The base erosion and anti-abuse tax (BEAT) is a minimum tax (5% in 2018, 10% in 2019 to 2025 and 12.5% after 2025) imposed on applicable taxpayers that make certain base erosion payments to foreign related parties. This tax is in addition to a corporation's regular income tax liability.

Corporations that average at least $500 million of U.S. gross receipts in the past three years are subject to BEAT. The $500 million of U.S. gross receipts threshold includes receipts from related corporations including those in parent-subsidiary and brother-sister controlled groups. There is a safe harbor for corporations that have a base erosion percentage of less than 3% (2% for banks and financial institutions).

Base erosion payments are broadly defined and include interest, royalties, management fees and other certain tax-deductible amounts paid or accrued to related foreign persons. By definition, payments that are properly reflected in cost of goods sold on the U.S. income tax return do not constitute a base erosion payment. The regulations set forth several exceptions to the broad base erosion payment definition. One such exception applies to QDPs.

Qualified derivative payments

The section 59A regulations define a QDP as any payment made by a taxpayer to a foreign related party pursuant to a derivative with respect to which the taxpayer:

  • Recognizes gain or loss as if the derivative were sold for its fair market value (FMV) on the last business day of the taxable year (and any additional times as required by the Internal Revenue Code or the taxpayer's method of accounting);
  • Treats any gain or loss so recognized as ordinary; and
  • Treats the character of all items of income, deduction, gain or loss with respect to a payment pursuant to the derivative as ordinary.

While a payment may meet the definition of a QDP, a payment will not be considered a QDP unless the taxpayer complies with specific reporting requirements.

Reporting requirements

A payment will not qualify as a QDP unless the taxpayer reports the necessary information as outlined in Reg. section 1.6038A-2(b)(7)(ix).

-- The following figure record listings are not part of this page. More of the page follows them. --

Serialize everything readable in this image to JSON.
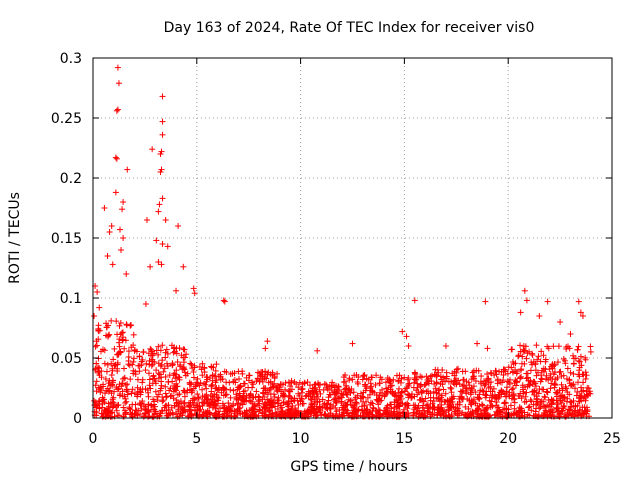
{
  "chart_data": {
    "type": "scatter",
    "title": "Day 163 of 2024, Rate Of TEC Index for receiver vis0",
    "xlabel": "GPS time / hours",
    "ylabel": "ROTI / TECUs",
    "xlim": [
      0,
      25
    ],
    "ylim": [
      0,
      0.3
    ],
    "x_ticks": [
      0,
      5,
      10,
      15,
      20,
      25
    ],
    "x_tick_labels": [
      "0",
      "5",
      "10",
      "15",
      "20",
      "25"
    ],
    "y_ticks": [
      0,
      0.05,
      0.1,
      0.15,
      0.2,
      0.25,
      0.3
    ],
    "y_tick_labels": [
      "0",
      "0.05",
      "0.1",
      "0.15",
      "0.2",
      "0.25",
      "0.3"
    ],
    "grid": true,
    "legend": "none",
    "marker": "plus",
    "color": "#ff0000",
    "series": [
      {
        "name": "ROTI",
        "points": [
          [
            1.2,
            0.292
          ],
          [
            1.25,
            0.279
          ],
          [
            1.2,
            0.257
          ],
          [
            1.15,
            0.256
          ],
          [
            3.35,
            0.268
          ],
          [
            3.35,
            0.247
          ],
          [
            3.35,
            0.236
          ],
          [
            3.3,
            0.222
          ],
          [
            3.25,
            0.22
          ],
          [
            2.85,
            0.224
          ],
          [
            3.3,
            0.207
          ],
          [
            3.25,
            0.205
          ],
          [
            1.1,
            0.217
          ],
          [
            1.15,
            0.216
          ],
          [
            1.65,
            0.207
          ],
          [
            1.1,
            0.188
          ],
          [
            1.45,
            0.18
          ],
          [
            1.4,
            0.174
          ],
          [
            0.55,
            0.175
          ],
          [
            3.35,
            0.183
          ],
          [
            3.2,
            0.178
          ],
          [
            3.15,
            0.172
          ],
          [
            2.6,
            0.165
          ],
          [
            3.5,
            0.165
          ],
          [
            4.1,
            0.16
          ],
          [
            0.9,
            0.16
          ],
          [
            0.8,
            0.155
          ],
          [
            1.3,
            0.157
          ],
          [
            1.45,
            0.15
          ],
          [
            3.05,
            0.148
          ],
          [
            3.35,
            0.145
          ],
          [
            3.6,
            0.143
          ],
          [
            3.15,
            0.13
          ],
          [
            3.3,
            0.128
          ],
          [
            2.75,
            0.126
          ],
          [
            4.35,
            0.126
          ],
          [
            0.7,
            0.135
          ],
          [
            0.95,
            0.128
          ],
          [
            1.35,
            0.14
          ],
          [
            1.6,
            0.12
          ],
          [
            6.3,
            0.098
          ],
          [
            6.35,
            0.097
          ],
          [
            15.5,
            0.098
          ],
          [
            18.9,
            0.097
          ],
          [
            20.8,
            0.106
          ],
          [
            20.9,
            0.098
          ],
          [
            21.9,
            0.097
          ],
          [
            23.4,
            0.097
          ],
          [
            4.85,
            0.108
          ],
          [
            4.9,
            0.104
          ],
          [
            4.0,
            0.106
          ],
          [
            0.1,
            0.11
          ],
          [
            0.2,
            0.105
          ],
          [
            2.55,
            0.095
          ],
          [
            0.05,
            0.085
          ],
          [
            0.3,
            0.092
          ],
          [
            14.9,
            0.072
          ],
          [
            15.1,
            0.068
          ],
          [
            15.2,
            0.06
          ],
          [
            12.5,
            0.062
          ],
          [
            8.4,
            0.064
          ],
          [
            8.3,
            0.058
          ],
          [
            10.8,
            0.056
          ],
          [
            17.0,
            0.06
          ],
          [
            18.5,
            0.062
          ],
          [
            19.0,
            0.058
          ],
          [
            22.5,
            0.08
          ],
          [
            23.0,
            0.07
          ],
          [
            23.5,
            0.088
          ],
          [
            23.6,
            0.085
          ],
          [
            21.5,
            0.085
          ],
          [
            20.6,
            0.088
          ]
        ]
      }
    ]
  }
}
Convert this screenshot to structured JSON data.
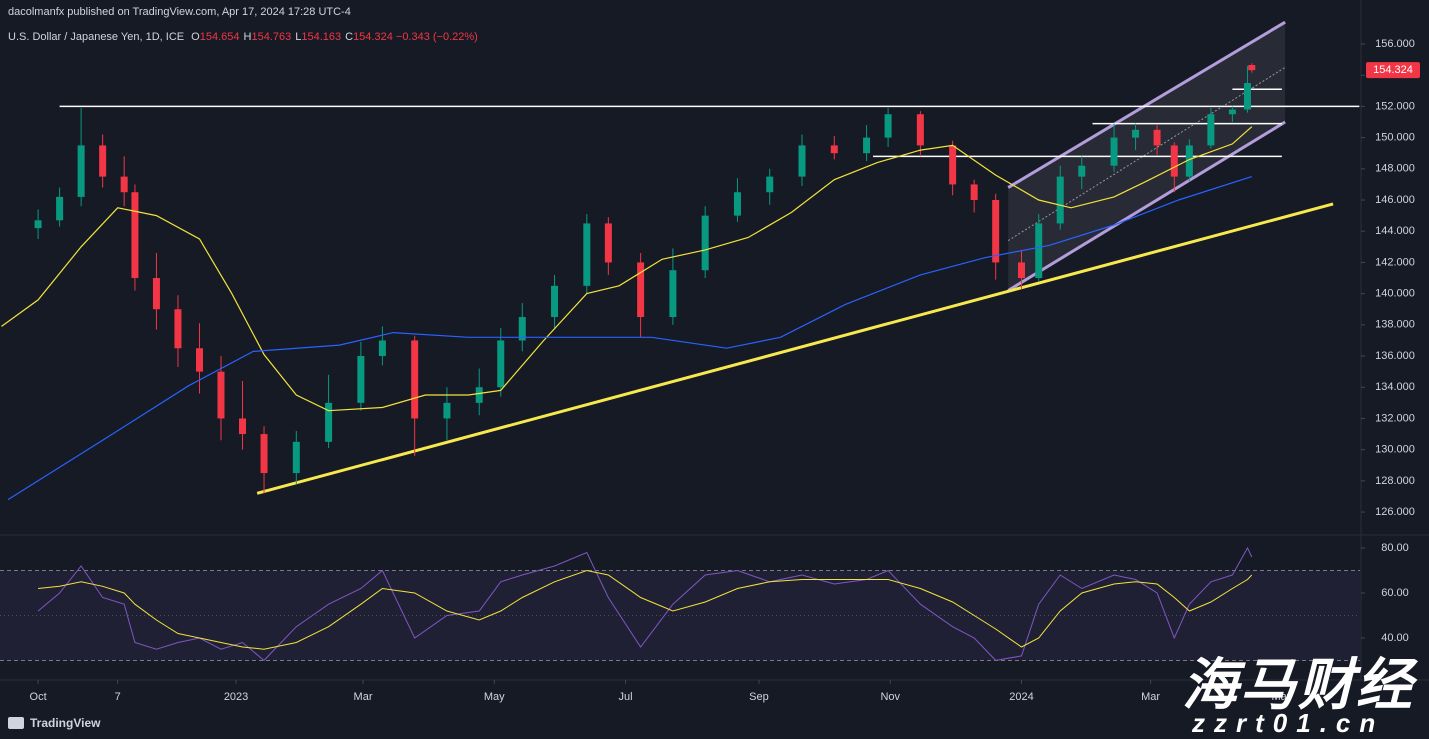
{
  "header": {
    "published": "dacolmanfx published on TradingView.com, Apr 17, 2024 17:28 UTC-4",
    "symbol": "U.S. Dollar / Japanese Yen, 1D, ICE",
    "ohlc": [
      {
        "key": "O",
        "value": "154.654"
      },
      {
        "key": "H",
        "value": "154.763"
      },
      {
        "key": "L",
        "value": "154.163"
      },
      {
        "key": "C",
        "value": "154.324"
      }
    ],
    "change": "−0.343 (−0.22%)"
  },
  "chart_data": [
    {
      "type": "candlestick",
      "x": [
        0,
        10,
        20,
        30,
        40,
        45,
        55,
        65,
        75,
        85,
        95,
        105,
        120,
        135,
        150,
        160,
        175,
        190,
        205,
        215,
        225,
        240,
        255,
        265,
        280,
        295,
        310,
        325,
        340,
        355,
        370,
        385,
        395,
        410,
        425,
        435,
        445,
        457,
        465,
        475,
        485,
        500,
        510,
        520,
        528,
        535,
        545,
        555,
        562,
        564
      ],
      "xlim": [
        -17.7,
        614.3
      ],
      "xticks": [
        {
          "value": 0,
          "label": "Oct"
        },
        {
          "value": 37,
          "label": "7"
        },
        {
          "value": 92,
          "label": "2023"
        },
        {
          "value": 151,
          "label": "Mar"
        },
        {
          "value": 212,
          "label": "May"
        },
        {
          "value": 273,
          "label": "Jul"
        },
        {
          "value": 335,
          "label": "Sep"
        },
        {
          "value": 396,
          "label": "Nov"
        },
        {
          "value": 457,
          "label": "2024"
        },
        {
          "value": 517,
          "label": "Mar"
        },
        {
          "value": 578,
          "label": "May"
        }
      ],
      "ylim": [
        124.53,
        158.82
      ],
      "yticks": [
        {
          "value": 126,
          "label": "126.000"
        },
        {
          "value": 128,
          "label": "128.000"
        },
        {
          "value": 130,
          "label": "130.000"
        },
        {
          "value": 132,
          "label": "132.000"
        },
        {
          "value": 134,
          "label": "134.000"
        },
        {
          "value": 136,
          "label": "136.000"
        },
        {
          "value": 138,
          "label": "138.000"
        },
        {
          "value": 140,
          "label": "140.000"
        },
        {
          "value": 142,
          "label": "142.000"
        },
        {
          "value": 144,
          "label": "144.000"
        },
        {
          "value": 146,
          "label": "146.000"
        },
        {
          "value": 148,
          "label": "148.000"
        },
        {
          "value": 150,
          "label": "150.000"
        },
        {
          "value": 152,
          "label": "152.000"
        },
        {
          "value": 154,
          "label": "154.000"
        },
        {
          "value": 156,
          "label": "156.000"
        }
      ],
      "series": [
        {
          "type": "candlestick",
          "up_color": "#089981",
          "down_color": "#f23645",
          "values": [
            [
              144.2,
              145.4,
              143.5,
              144.7
            ],
            [
              144.7,
              146.8,
              144.3,
              146.2
            ],
            [
              146.2,
              151.9,
              145.6,
              149.5
            ],
            [
              149.5,
              150.2,
              146.8,
              147.5
            ],
            [
              147.5,
              148.8,
              145.6,
              146.5
            ],
            [
              146.5,
              147.0,
              140.2,
              141.0
            ],
            [
              141.0,
              142.6,
              137.7,
              139.0
            ],
            [
              139.0,
              139.9,
              135.3,
              136.5
            ],
            [
              136.5,
              138.1,
              133.6,
              135.0
            ],
            [
              135.0,
              136.0,
              130.6,
              132.0
            ],
            [
              132.0,
              134.4,
              130.0,
              131.0
            ],
            [
              131.0,
              131.5,
              127.2,
              128.5
            ],
            [
              128.5,
              131.2,
              127.8,
              130.5
            ],
            [
              130.5,
              134.8,
              130.1,
              133.0
            ],
            [
              133.0,
              136.9,
              132.5,
              136.0
            ],
            [
              136.0,
              137.9,
              135.4,
              137.0
            ],
            [
              137.0,
              137.3,
              129.6,
              132.0
            ],
            [
              132.0,
              134.0,
              130.6,
              133.0
            ],
            [
              133.0,
              135.2,
              132.2,
              134.0
            ],
            [
              134.0,
              137.8,
              133.4,
              137.0
            ],
            [
              137.0,
              139.4,
              136.3,
              138.5
            ],
            [
              138.5,
              141.2,
              137.8,
              140.5
            ],
            [
              140.5,
              145.1,
              140.0,
              144.5
            ],
            [
              144.5,
              144.9,
              141.2,
              142.0
            ],
            [
              142.0,
              142.6,
              137.2,
              138.5
            ],
            [
              138.5,
              142.9,
              138.0,
              141.5
            ],
            [
              141.5,
              145.6,
              141.0,
              145.0
            ],
            [
              145.0,
              147.4,
              144.6,
              146.5
            ],
            [
              146.5,
              148.0,
              145.7,
              147.5
            ],
            [
              147.5,
              150.2,
              146.9,
              149.5
            ],
            [
              149.5,
              150.1,
              148.6,
              149.0
            ],
            [
              149.0,
              150.8,
              148.5,
              150.0
            ],
            [
              150.0,
              151.9,
              149.4,
              151.5
            ],
            [
              151.5,
              151.7,
              148.8,
              149.5
            ],
            [
              149.5,
              149.8,
              146.3,
              147.0
            ],
            [
              147.0,
              147.3,
              145.2,
              146.0
            ],
            [
              146.0,
              146.4,
              140.9,
              142.0
            ],
            [
              142.0,
              142.8,
              140.3,
              141.0
            ],
            [
              141.0,
              145.1,
              140.8,
              144.5
            ],
            [
              144.5,
              148.2,
              144.1,
              147.5
            ],
            [
              147.5,
              148.8,
              146.7,
              148.2
            ],
            [
              148.2,
              150.9,
              147.8,
              150.0
            ],
            [
              150.0,
              150.9,
              149.2,
              150.5
            ],
            [
              150.5,
              150.8,
              148.9,
              149.5
            ],
            [
              149.5,
              149.7,
              146.5,
              147.5
            ],
            [
              147.5,
              149.9,
              147.2,
              149.5
            ],
            [
              149.5,
              151.9,
              149.3,
              151.5
            ],
            [
              151.5,
              152.0,
              151.0,
              151.8
            ],
            [
              151.8,
              154.6,
              151.6,
              153.5
            ],
            [
              154.654,
              154.763,
              154.163,
              154.324
            ]
          ]
        },
        {
          "type": "line",
          "color": "#f2e33b",
          "x": [
            -17,
            0,
            20,
            37,
            55,
            75,
            90,
            105,
            120,
            135,
            160,
            180,
            200,
            215,
            235,
            255,
            270,
            290,
            310,
            330,
            350,
            370,
            390,
            410,
            425,
            445,
            465,
            480,
            500,
            515,
            535,
            555,
            564
          ],
          "values": [
            137.9,
            139.6,
            143,
            145.5,
            145,
            143.5,
            140,
            136.1,
            133.5,
            132.5,
            132.7,
            133.5,
            133.5,
            133.8,
            137,
            140,
            140.5,
            142.2,
            142.8,
            143.6,
            145.2,
            147.3,
            148.4,
            149.2,
            149.5,
            147.6,
            146,
            145.5,
            146.2,
            147.2,
            148.6,
            149.6,
            150.7
          ]
        },
        {
          "type": "line",
          "color": "#2962ff",
          "x": [
            -14,
            30,
            70,
            100,
            140,
            165,
            200,
            240,
            285,
            320,
            345,
            375,
            410,
            440,
            470,
            500,
            530,
            564
          ],
          "values": [
            126.8,
            130.6,
            134.1,
            136.3,
            136.7,
            137.5,
            137.2,
            137.2,
            137.2,
            136.5,
            137.2,
            139.3,
            141.2,
            142.3,
            143.1,
            144.4,
            146,
            147.5
          ]
        }
      ],
      "levels": [
        {
          "x": [
            10,
            614
          ],
          "y": 152.0,
          "color": "#ffffff"
        },
        {
          "x": [
            555,
            578
          ],
          "y": 153.1,
          "color": "#ffffff"
        },
        {
          "x": [
            490,
            578
          ],
          "y": 150.9,
          "color": "#ffffff"
        },
        {
          "x": [
            388,
            578
          ],
          "y": 148.8,
          "color": "#ffffff"
        }
      ],
      "trendlines": [
        {
          "x": [
            101.8,
            601.8
          ],
          "y": [
            127.2,
            145.75
          ],
          "color": "#f7e94d"
        }
      ],
      "channel": {
        "x": [
          450.8,
          579.5
        ],
        "upper": [
          146.8,
          157.4
        ],
        "lower": [
          140.2,
          151.0
        ],
        "middle": [
          143.4,
          154.5
        ],
        "color": "#b39ddb"
      },
      "last_price": {
        "value": 154.324,
        "label": "154.324",
        "color": "#f23645"
      }
    },
    {
      "type": "line",
      "x": [
        0,
        10,
        20,
        30,
        40,
        45,
        55,
        65,
        75,
        85,
        95,
        105,
        120,
        135,
        150,
        160,
        175,
        190,
        205,
        215,
        225,
        240,
        255,
        265,
        280,
        295,
        310,
        325,
        340,
        355,
        370,
        385,
        395,
        410,
        425,
        435,
        445,
        457,
        465,
        475,
        485,
        500,
        510,
        520,
        528,
        535,
        545,
        555,
        562,
        564
      ],
      "xlim": [
        -17.7,
        614.3
      ],
      "ylim": [
        21.3,
        85.8
      ],
      "yticks": [
        {
          "value": 40,
          "label": "40.00"
        },
        {
          "value": 60,
          "label": "60.00"
        },
        {
          "value": 80,
          "label": "80.00"
        }
      ],
      "band": [
        30,
        70
      ],
      "midline": 50,
      "series": [
        {
          "color": "#7e57c2",
          "values": [
            52,
            60,
            72,
            58,
            55,
            38,
            35,
            38,
            40,
            35,
            38,
            30,
            45,
            55,
            62,
            70,
            40,
            50,
            52,
            65,
            68,
            72,
            78,
            58,
            36,
            55,
            68,
            70,
            65,
            68,
            64,
            66,
            70,
            55,
            45,
            40,
            30,
            32,
            55,
            68,
            62,
            68,
            66,
            60,
            40,
            55,
            65,
            68,
            80,
            76
          ]
        },
        {
          "color": "#f2e33b",
          "values": [
            62,
            63,
            65,
            63,
            60,
            55,
            48,
            42,
            40,
            38,
            36,
            35,
            38,
            45,
            55,
            62,
            60,
            52,
            48,
            52,
            58,
            65,
            70,
            68,
            58,
            52,
            56,
            62,
            65,
            66,
            66,
            66,
            66,
            62,
            56,
            50,
            44,
            36,
            40,
            52,
            60,
            64,
            65,
            64,
            58,
            52,
            56,
            62,
            66,
            68
          ]
        }
      ]
    }
  ],
  "footer": {
    "brand": "TradingView",
    "watermark": "海马财经",
    "watermark_url": "zzrt01.cn"
  }
}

This includes reporting the aggregate amount of QDPs for the taxable year on Form 8991, Tax on Base Erosion Payments of Taxpayers with Substantial Gross Receipts, and making a representation that all payments satisfy the requirements of Reg. section 1.59A-6(b)(2).

If a taxpayer fails to meet these reporting requirements, the payments in question will not be eligible for the QDP exception and will be considered base erosion payments unless another exception applies. This misclassification can lead to the taxpayer being subject to the BEAT and increasing their tax liability. Additionally, the IRS may impose penalties for underpayment of taxes due to inaccurate reporting, which can include a percentage of the underpayment, interest on the unpaid amount, and in some cases, criminal charges if the inaccuracies are found to be fraudulent.

Final reminders

During the transition period before the applicability of Reg. section 1.6038A-2(b)(7)(ix), taxpayers are treated as satisfying the QDP reporting requirements if they report the aggregate amount of QDPs on Form 8991, Schedule A, in good faith.

The provisions described in this alert are subject to change in any finally enacted regulation package. Nonetheless, taxpayers should contact their advisors to better understand how Notice 2024-43 may affect their tax obligations.